By Ray Rivera, Director, Solutions Management, Workforce Planning and Analytics, SAP
Good analytics is a combination of art and science, where the skillful analyst combines an entire matrix of prior knowledge with good judgment about authentically meaningful qualitative differences.
Like software developers and computer scientists, there are a lot of self-styled big data analysts and “data scientists” out there, most minimally competent, some adequate, and a few good ones—the analytics wizards.
The analytics wizards do the work of ten, perhaps a hundred adequate analysts. If we are lucky we may work with one or two of the good ones in our careers. It is easy to recognize them from their work, but it is much harder to explain what they do that separates them from the rest.
Like the Pinball Wizard described in the same-titled song by The Who, good analysts seem to play by intuition. But looks are deceiving. What appears to be intuition is explained later in the song: “ain’t got no distractions/can’t hear those buzzers and bells/don’t see lights a-flashin’.”
Indeed the hallmark of the analytics wizard is the ability to filter out the noise, and not get distracted by it. Keeping the ball alive and getting the replay is the object of the game, not lighting up the board or making more noise than everyone else.
What is the sound of noise not happening?
So how do the analytics wizards do it? A fundamental is that they know the difference between inputs and outputs, and don’t confuse the two. So at the very outset, good analysts realize that filtering out the noise is not the result of what they do, but the driver.

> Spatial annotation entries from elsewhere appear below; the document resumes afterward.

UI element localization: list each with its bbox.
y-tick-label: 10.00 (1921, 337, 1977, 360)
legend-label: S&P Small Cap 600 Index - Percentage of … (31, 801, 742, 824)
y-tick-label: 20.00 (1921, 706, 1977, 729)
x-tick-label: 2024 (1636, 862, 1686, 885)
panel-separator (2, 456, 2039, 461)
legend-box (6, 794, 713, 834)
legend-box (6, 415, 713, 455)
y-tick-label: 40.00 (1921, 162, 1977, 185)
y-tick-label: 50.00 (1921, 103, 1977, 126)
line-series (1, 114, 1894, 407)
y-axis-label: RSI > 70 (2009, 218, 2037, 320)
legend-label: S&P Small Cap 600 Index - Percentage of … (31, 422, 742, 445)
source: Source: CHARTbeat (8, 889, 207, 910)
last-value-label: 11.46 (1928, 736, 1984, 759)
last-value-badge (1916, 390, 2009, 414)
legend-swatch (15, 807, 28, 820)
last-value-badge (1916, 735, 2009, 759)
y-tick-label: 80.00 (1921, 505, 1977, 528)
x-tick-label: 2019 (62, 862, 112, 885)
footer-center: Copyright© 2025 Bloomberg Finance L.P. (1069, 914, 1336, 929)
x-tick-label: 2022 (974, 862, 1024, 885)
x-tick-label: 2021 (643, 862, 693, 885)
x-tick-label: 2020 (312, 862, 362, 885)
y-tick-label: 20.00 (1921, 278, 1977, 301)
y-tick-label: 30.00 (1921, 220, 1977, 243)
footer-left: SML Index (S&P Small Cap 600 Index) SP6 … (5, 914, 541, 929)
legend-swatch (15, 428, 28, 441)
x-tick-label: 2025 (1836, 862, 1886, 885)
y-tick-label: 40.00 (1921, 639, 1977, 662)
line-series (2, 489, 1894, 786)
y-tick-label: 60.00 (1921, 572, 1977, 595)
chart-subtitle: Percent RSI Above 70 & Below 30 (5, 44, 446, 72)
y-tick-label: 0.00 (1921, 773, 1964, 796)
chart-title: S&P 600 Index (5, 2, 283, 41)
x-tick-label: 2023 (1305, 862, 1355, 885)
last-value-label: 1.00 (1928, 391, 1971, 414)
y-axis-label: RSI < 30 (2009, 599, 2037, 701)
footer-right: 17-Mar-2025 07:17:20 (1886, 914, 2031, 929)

Analytics wizards are masters of the robust and enduring theories that govern the phenomena they are studying, and can frame the goals of their analysis according to these theories. Note that these theories are not the same as “book knowledge”, and it doesn’t matter whether they are developed by academic study or acquired as know-how.
What does matter is that good analysts compare everything they see to these theories, which allows them to classify phenomena quickly, and determine which surprising things that come up are unexplained, and which are the result of errors in the system, for example, poor observation.

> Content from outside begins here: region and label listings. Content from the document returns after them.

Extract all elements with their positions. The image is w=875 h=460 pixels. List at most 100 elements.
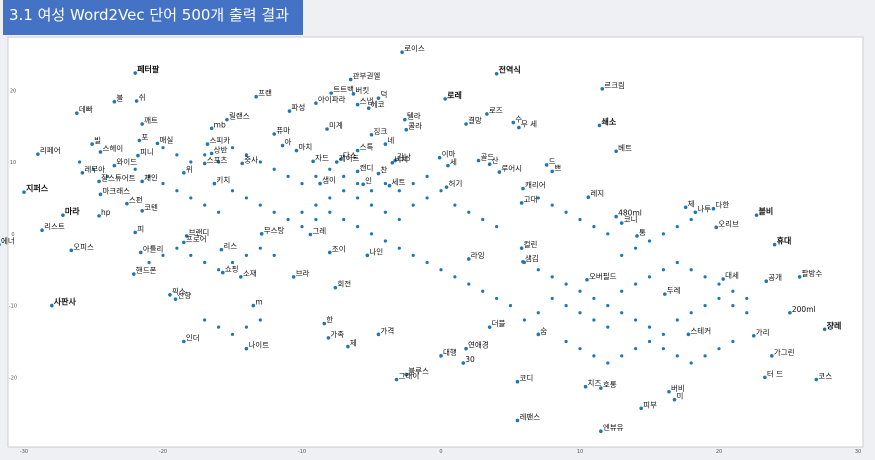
data-point — [203, 153, 207, 157]
data-point — [393, 158, 397, 163]
data-point — [461, 361, 466, 365]
point-label: 다한 — [715, 201, 729, 210]
data-point — [280, 143, 285, 148]
data-point — [328, 167, 332, 171]
point-label: 에너 — [1, 236, 15, 246]
data-point — [620, 253, 624, 257]
data-point — [356, 225, 360, 229]
data-point — [133, 71, 137, 75]
data-point — [515, 379, 520, 384]
point-label: 더블 — [492, 319, 506, 328]
point-label: 블루스 — [408, 367, 429, 376]
point-label: 한 — [326, 316, 333, 325]
data-point — [536, 332, 541, 337]
data-point — [155, 141, 160, 146]
data-point — [258, 203, 262, 207]
data-point — [578, 217, 582, 222]
point-label: 휴대 — [777, 236, 792, 246]
point-label: 다스 — [343, 151, 357, 160]
point-label: 키치 — [216, 176, 230, 185]
data-point — [259, 232, 264, 236]
point-label: 쇄소 — [601, 116, 616, 126]
data-point — [634, 246, 638, 250]
data-point — [635, 234, 639, 238]
x-tick-label: 30 — [855, 449, 861, 455]
data-point — [564, 304, 568, 308]
data-point — [22, 190, 26, 194]
data-point — [308, 232, 313, 237]
data-point — [703, 304, 707, 308]
x-tick-label: 0 — [439, 449, 442, 455]
y-tick-label: -10 — [9, 304, 17, 310]
data-point — [797, 275, 802, 279]
data-point — [161, 181, 165, 186]
data-point — [369, 203, 374, 207]
data-point — [0, 243, 1, 247]
data-point — [342, 174, 346, 178]
data-point — [606, 325, 610, 329]
data-point — [721, 277, 725, 281]
data-point — [342, 217, 346, 222]
point-label: 가리 — [756, 328, 770, 337]
point-label: 레팬스 — [519, 412, 540, 421]
point-label: mb — [214, 120, 226, 129]
data-point — [511, 120, 516, 125]
point-label: 콜라 — [408, 122, 422, 131]
data-point — [217, 268, 221, 272]
data-point — [497, 170, 502, 174]
point-label: 게이트 — [339, 153, 360, 163]
data-point — [361, 182, 365, 187]
data-point — [619, 221, 624, 225]
data-point — [184, 234, 189, 238]
point-label: 코니 — [624, 215, 638, 224]
data-point — [731, 304, 735, 308]
point-label: 브랜디 — [189, 227, 210, 237]
point-label: 캐리어 — [525, 180, 546, 190]
point-label: 오리브 — [718, 219, 739, 228]
data-point — [244, 253, 248, 257]
data-point — [239, 275, 243, 279]
data-point — [564, 339, 568, 344]
data-point — [661, 332, 666, 336]
point-label: 데빠 — [79, 104, 93, 114]
y-tick-label: -20 — [9, 375, 17, 381]
y-tick-label: 0 — [11, 232, 14, 238]
point-label: 캔디 — [360, 162, 374, 172]
data-point — [138, 250, 143, 255]
data-point — [620, 354, 624, 358]
point-label: 회전 — [337, 279, 351, 289]
data-point — [133, 230, 137, 235]
point-label: 산향 — [178, 290, 192, 300]
data-point — [634, 347, 638, 351]
point-label: 빌 — [94, 136, 101, 145]
data-point — [328, 250, 332, 255]
data-point — [536, 196, 540, 200]
point-label: 깨트 — [144, 115, 158, 125]
data-point — [209, 151, 214, 156]
point-label: 프로어 — [186, 233, 207, 243]
data-point — [647, 239, 652, 243]
point-label: 텔라 — [407, 112, 421, 121]
point-label: 미계 — [329, 120, 343, 130]
point-label: 코디 — [519, 374, 533, 383]
data-point — [675, 260, 679, 265]
data-point — [763, 375, 767, 380]
data-point — [689, 217, 693, 222]
point-label: 체 — [688, 198, 695, 208]
data-point — [487, 162, 492, 166]
data-point — [464, 122, 468, 126]
point-label: 골드 — [481, 153, 495, 162]
data-point — [203, 318, 207, 322]
data-point — [693, 210, 698, 215]
point-label: 미 — [677, 392, 684, 401]
point-label: 레무아 — [84, 164, 105, 174]
data-point — [397, 246, 401, 250]
data-point — [661, 347, 666, 351]
data-point — [606, 304, 610, 308]
data-point — [550, 203, 554, 207]
data-point — [614, 149, 618, 154]
data-point — [329, 91, 333, 95]
data-point — [272, 210, 276, 214]
point-label: 코텐 — [144, 202, 158, 212]
data-point — [300, 181, 304, 186]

Good analysts are likely quite skilled at mathematical modeling, but it is a necessary and not sufficient condition for being a good analyst. A math or code jock who is nevertheless ignorant of the enduring theories can still produce results, but cannot tell whether the results are good or even relevant. Rather, their criteria for good lie in some obscure statistical “goodness of fit” or parametric test.
Analytics wizards have internalized some of the theories into their own mental models of how the systems of the world work (“stands like a statue/becomes part of the machine/feeling all the bumpers/always playing clean”), and are constantly comparing what they see to their own models. If they score a hit, it seems easy, but really they are testing everything they see against a script. The difference is that it’s a really, really good script.

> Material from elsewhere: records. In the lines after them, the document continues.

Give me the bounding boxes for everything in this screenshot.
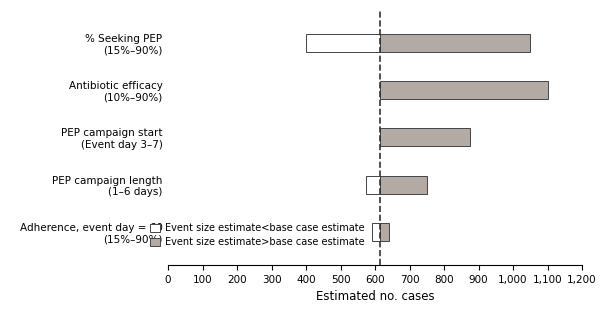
Legend: Event size estimate<base case estimate, Event size estimate>base case estimate: Event size estimate<base case estimate, … <box>150 223 364 247</box>
Bar <box>306 34 380 52</box>
Bar <box>380 34 530 52</box>
X-axis label: Estimated no. cases: Estimated no. cases <box>316 290 434 303</box>
Bar <box>371 223 380 241</box>
Bar <box>380 176 427 193</box>
Bar <box>380 128 470 146</box>
Bar <box>380 223 389 241</box>
Bar <box>367 176 380 193</box>
Bar <box>380 81 548 99</box>
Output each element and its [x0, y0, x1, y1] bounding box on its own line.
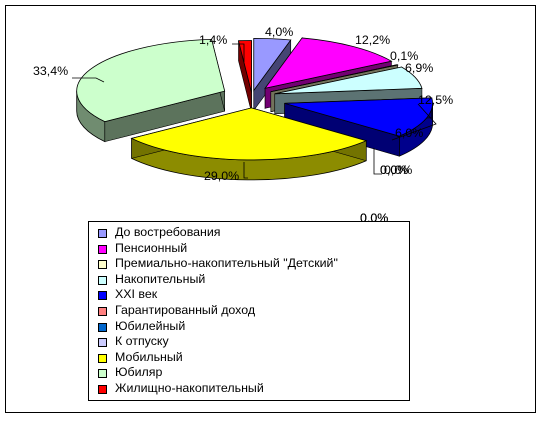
pie-slice-top — [76, 38, 226, 123]
leader-line — [72, 77, 105, 83]
pie-slice — [76, 38, 226, 143]
data-label: 29,0% — [204, 169, 239, 183]
data-label: 12,2% — [355, 33, 390, 47]
pie-slice-top — [264, 37, 393, 89]
legend-label: Пенсионный — [115, 240, 188, 255]
legend-swatch — [98, 260, 107, 270]
legend-label: До востребования — [115, 225, 221, 239]
legend-item: Накопительный — [98, 271, 409, 288]
data-label: 4,0% — [265, 25, 293, 39]
legend-label: Юбиляр — [115, 365, 163, 380]
legend-swatch — [98, 384, 107, 394]
legend-item: К отпуску — [98, 334, 409, 350]
pie-slice-top — [274, 66, 423, 95]
data-label: 0,0% — [384, 163, 412, 177]
data-label: 0,1% — [390, 49, 418, 63]
legend-item: Жилищно-накопительный — [98, 380, 409, 397]
legend-swatch — [98, 338, 107, 348]
legend-label: Юбилейный — [115, 318, 186, 333]
data-label: 0,0% — [380, 163, 408, 177]
pie-slice-top — [130, 107, 368, 161]
legend-label: Премиально-накопительный "Детский" — [115, 256, 338, 271]
legend-label: Жилищно-накопительный — [115, 380, 264, 395]
legend-swatch — [98, 322, 107, 332]
legend-item: Мобильный — [98, 349, 409, 366]
data-label: 0,0% — [380, 163, 408, 177]
data-label: 1,4% — [199, 33, 227, 47]
data-label: 6,0% — [395, 126, 423, 140]
legend-item: Юбиляр — [98, 365, 409, 381]
legend-label: К отпуску — [115, 334, 169, 349]
legend-swatch — [98, 229, 107, 238]
legend: До востребования Пенсионный Премиально-нак… — [88, 221, 410, 401]
legend-swatch — [98, 275, 107, 285]
pie-slice-top — [237, 40, 252, 93]
pie-slice — [284, 97, 433, 157]
legend-label: XXI век — [115, 287, 158, 302]
legend-swatch — [98, 291, 107, 301]
legend-item: Гарантированный доход — [98, 302, 409, 319]
leader-line — [243, 162, 248, 179]
leader-line — [232, 43, 245, 62]
pie-slice — [130, 107, 368, 181]
legend-item: Премиально-накопительный "Детский" — [98, 256, 409, 272]
legend-item: Юбилейный — [98, 318, 409, 335]
pie-slice-top — [284, 97, 433, 137]
legend-swatch — [98, 369, 107, 379]
pie-slice — [237, 40, 252, 113]
legend-label: Мобильный — [115, 349, 183, 364]
legend-item: Пенсионный — [98, 240, 409, 257]
pie-slice-top — [270, 64, 399, 93]
legend-label: Накопительный — [115, 271, 206, 286]
legend-item: XXI век — [98, 287, 409, 303]
legend-label: Гарантированный доход — [115, 302, 256, 317]
leader-line — [391, 103, 437, 141]
legend-item: До востребования — [98, 225, 409, 241]
pie-slice — [253, 37, 292, 112]
legend-swatch — [98, 306, 107, 316]
legend-swatch — [98, 244, 107, 254]
legend-swatch — [98, 353, 107, 363]
pie-slice-top — [253, 37, 292, 92]
leader-line — [373, 148, 382, 175]
data-label: 6,9% — [405, 61, 433, 75]
data-label: 12,5% — [418, 93, 453, 107]
data-label: 33,4% — [33, 64, 68, 78]
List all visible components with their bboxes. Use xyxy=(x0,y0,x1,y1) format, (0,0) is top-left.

Ask a stupid question, get a clever-sounding answer
The good analysts begin with questions informed by the characteristics of the data, and then go to the details. The adequate ones begin with data gymnastics informed by pet questions (or questions that make them appear clever), and then head for even more details (so as to look even more clever).
The good ones may spend a lot of time apparently idling with definitions, but they realize that it seldom happens that when you ask a stupid question you get a brilliant answer. Before they begin building models or crunching numbers, the good ones know what the data can and cannot do.
The adequate ones are preoccupied with questions about what the data can do at various stages in the analysis, and get distracted by the ingenuity of the methods they use to satisfy their questioning. Good analysts care about clever questions, not clever methods, though good analysts may use the same bravura methods as the adequate ones. Confusing clever questions with clever methods, adequate analysts find it is easy to dive right into the data and get lost, reaching contradictory results, and wavering about what they are really seeing. Decisions made according to this process are seldom confident, and are correct only by luck.
Good questions provide appropriate boundaries on what data to be used and what methods to analyze them by. Only when the questions are tested, then the data is analyzed. Adequate analysts go about it backwards; they try to determine the range of the data, and what questions they think they can answer.
Don’t be a bad compression algorithm
What else characterizes the good ones? They don’t fall for the Procrustean bed, but rather are comfortable dealing with ambiguity. They are not seduced by false concreteness (such as a finding of statistical significance when there is actually no practical significance), or the idea that they have a handle on something that is actually intangible (such as believing that by structuring data successfully they can “name it and claim it”).
In good analytics practice, precision is an end result, as during the analysis the data can point to different conclusions. Adequate analysts try to drive out ambiguity at every turn. But like a bad compression algorithm, all they really do is throw away a lot of good information.
Good analysts realize that ambiguity can indicate different conditions under which something can occur, or exceptions to rules, or areas where theories break down. Being good at handling ambiguity is never the result of uncultivated talent, but rather extremely disciplined thinking, gained by years of focused study, careful apprenticeship, knowledge assimilation, and discarding hundreds of would-be good ideas.
The good analysts are always testing theories, especially their own. The adequate ones are skilled users of various analytical instruments; the good ones are themselves an analytical instrument.